In 1875 Walford became a fellow of the Historical Society; in 1881 he was elected a vice-president, and he was its vice-chairman during the quarrels that all but led to its disruption. From 1877 to 1881 he read papers before it—the most important of his contributions being an 'Outline History of the Hanseatic League,' reprinted from volume ix. in 1881 for private circulation. He continued his addresses to the Institute of Actuaries and the Statistical Society, two of his papers on 'The Famines of the World Past and Present,' which he read before the last society, being reprinted in 1879. The article on 'Famines' in the subsequent edition of the 'Encyclopædia Britannica' was also from his pen. He was a member of the executive council of international law, and read papers to the members at their meeting in London in 1879.

Walford had projected in 1877 A New General Catalogue of English Literature, and in that and succeeding years dangled the project before the Library Association. But the enterprise collapsed with the reprint of his paper on 'Some Practical Points in its Preparation.' An undertaking more feasible in scope was his proposed Cyclopædia of Periodical Literature of Great Britain and Ireland from the Earliest Period, which he purposed compiling in conjunction with Dr. Westby-Gibson. In 1883 he issued an outline of the scheme. But no part of the collections was published.

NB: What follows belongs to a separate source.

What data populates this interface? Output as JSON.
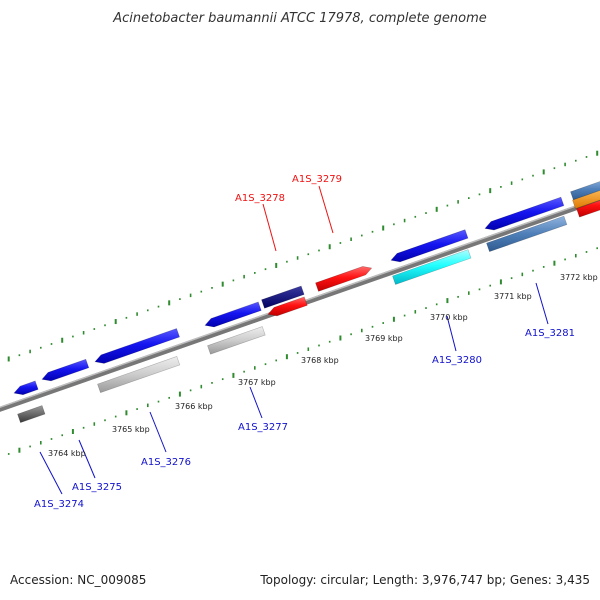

In 1879 Walford issued a History of Gilds, reprinted from volume v. of the 'Insurance Cyclopædia,' and in 1881 his paper before the Statistical Society on 'Deaths from Accident, Negligence, &c.' was published separately. He printed for private circulation in 1882 a treatise on Kings' Briefs: their Purposes and History, and began in the same year in the Antiquarian Magazine an expansion of his History of Gilds. These papers were not finished at the time of his death, but the complete volume, entitled Gilds: their Origin, Constitution, Objects, and Later History, was published by his widow in 1888. In 1883 he brought out a book on Fairs Past and Present, and in 1884 A Statistical Chronology of Plagues and Pestilences.

Walford, who manifested a lifelong interest in shorthand, became, at the close of 1881, president of the newly founded Shorthand Society. In the autumn of 1884 he revisited, for his health's sake, the United States and Canada, and attended three shorthand conventions. In December 1884 he gained the Samuel Brown prize by his paper at the Institute of Actuaries on the ‘History of Life Insurance.’ He lived in London in two adjoining houses in Belsize Park Gardens, where he had gathered around him a large library, and he died there on 28 September 1885, leaving a widow (his third wife) and nine children, three sons and six daughters, by his first and second wives. He was buried at Woking cemetery on 3 Oct A catalogue raisonné of a portion of his library was printed in May 1886 for circulation among his friends (Notes and Queries, 5 June 1886, p. 460). His collections on insurance were purchased by the New York Equitable Life Insurance Company. The rest of his library and the manuscripts for the completion of his 'Insurance Cyclopædia' perished in a fire from lightning at his widow's house near Sevenoaks (Standard, 4 September 1889).